さらに12月10日、主治医の西野入は文楽から「ドックに入って健康診断を受けたいんですけど、どうでしょ?」と訊かれ、「それは結構なことですよ。」と言って勧めたという。
ところが、その翌々日、12月12日の日曜日の朝、文楽は突然大量の吐血をする。動脈瘤が破裂したのだ。(西野入は、ドックの際、胃カメラなどの検査機器が、食道の動脈瘤を刺激したのではないか、と想像している。)
日曜の朝で、道具が用意できない。健康管理課の女医ではどうにもならず、医局の旅行で熱海に行っていた西野入が急遽呼び出された。しかし、もう手の施しようがなかった。輸血を続けるものの吐血は止まらず、側で見ていた五代目小さんは「血を入れるから吐くんだ。輸血を止めれば、吐き終われば血が止まるのに。」と言った。苦しんで苦しんで文楽は逝った。
その日の昼、遺体は黒門町の自宅に戻った。文楽の死に顔は穏やかだったが、棺に収めるため遺体を動かすと、鼻や口から血があふれ出た。西野入が脱脂綿でそれを拭き取った。葬儀のお別れで棺を祭壇から下ろすと、またもや大量の血があふれ出た。そのために出棺には手間取った。文楽の死は、それ程までに壮絶だった。

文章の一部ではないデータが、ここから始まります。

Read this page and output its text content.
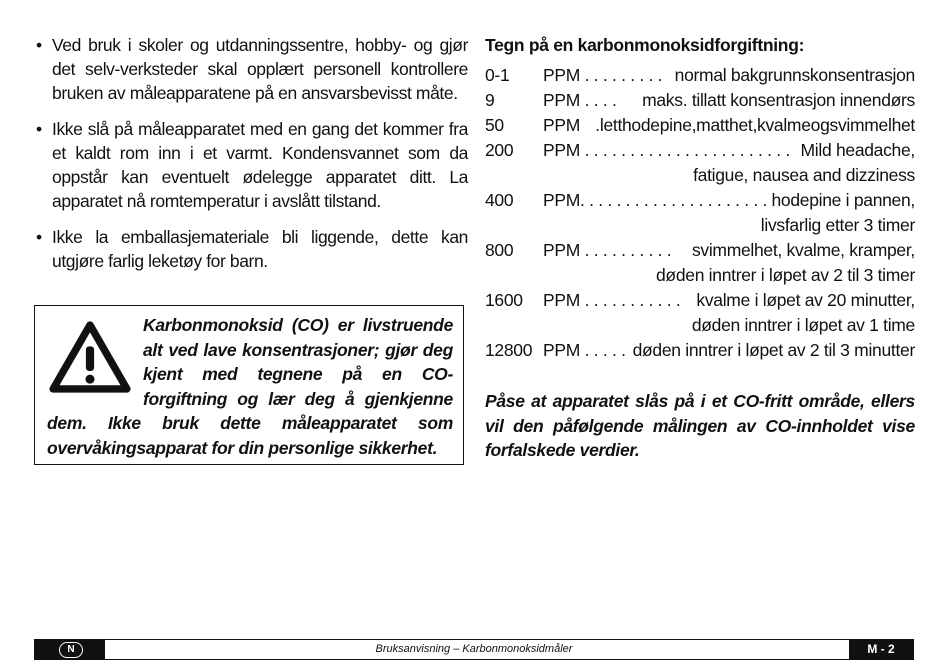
• Ved bruk i skoler og utdanningssentre, hobby- og gjør det selv-verksteder skal opplært personell kontrollere bruken av måleapparatene på en ansvarsbevisst måte.

• Ikke slå på måleapparatet med en gang det kommer fra et kaldt rom inn i et varmt. Kondensvannet som da oppstår kan eventuelt ødelegge apparatet ditt. La apparatet nå romtemperatur i avslått tilstand.

• Ikke la emballasjemateriale bli liggende, dette kan utgjøre farlig leketøy for barn.

Karbonmonoksid (CO) er livstruende alt ved lave konsentrasjoner; gjør deg kjent med tegnene på en CO-forgiftning og lær deg å gjenkjenne dem. Ikke bruk dette måleapparatet som overvåkingsapparat for din personlige sikkerhet.

Tegn på en karbonmonoksidforgiftning:
0-1	PPM . . . . . . . . . normal bakgrunnskonsentrasjon
9	PPM . . . . maks. tillatt konsentrasjon innendørs
50	PPM .letthodepine,matthet,kvalmeogsvimmelhet
200	PPM . . . . . . . . . . . . . . . . . . . . . . . Mild headache,
fatigue, nausea and dizziness
400	PPM. . . . . . . . . . . . . . . . . . . . . hodepine i pannen,
livsfarlig etter 3 timer
800	PPM . . . . . . . . . . svimmelhet, kvalme, kramper,
døden inntrer i løpet av 2 til 3 timer
1600	PPM . . . . . . . . . . . kvalme i løpet av 20 minutter,
døden inntrer i løpet av 1 time
12800 PPM . . . . . døden inntrer i løpet av 2 til 3 minutter
Påse at apparatet slås på i et CO-fritt område, ellers vil den påfølgende målingen av CO-innholdet vise forfalskede verdier.
N	Bruksanvisning – Karbonmonoksidmåler	M - 2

志ん生はテレビのニュースで文楽の死を知った。12月9日に妻りんを失い、3日後に盟友の訃報に接した志ん生は蒲団を引っ被り、「あんにゃろ、俺の面倒を見るって言ってたのに、死んじまいやがった。」と言って号泣した。りんの死には呆然とするだけだった志ん生は、この時初めて感情を爆発させたのだ。
告別式は、退院する予定だった12月18日、浅草東本願寺において落語協会葬として執り行われた。葬儀委員長は落語協会会長の三遊亭圓生。圓生は弔辞の中で「戦後、人心の動揺、人情、生活と、以前とは移り変わりゆく世相で、勿論落語界も、世間のあおりを喰い、動揺をした中で、貴方の芸は少しも、くずれなかった。我人共に時流に流されやすい時に、貴方は少しもゆるがなかった。」とした上で、「戦前の通りに少しもくずさず演った、それが立派な芸であれば客は喜んで聴いてくれるのだ、これで行けるのだと、人々に勇気を与えた。今日の落語界に対して貴方は大きな貢献をされたことを私は深く感謝しております。」と述べた。戦後の落語界で、文楽が果たした役割を、これ程的確に言い当てた言葉はあるまい。戦後の混乱期から昭和30年代の落語黄金期にかけて、文楽の背中を必死に追いかけた圓生だからこそ言える言葉であった。
八代目桂文楽。本名並河益義。享年79。死因は肝硬変と発表された。法名は「桂春院文楽益義居士」。墓は世田谷区大蔵5丁目妙法寺にある。墓石には辞世の句「今さらにあばらかべっそんの恥ずかしさ」が刻まれている。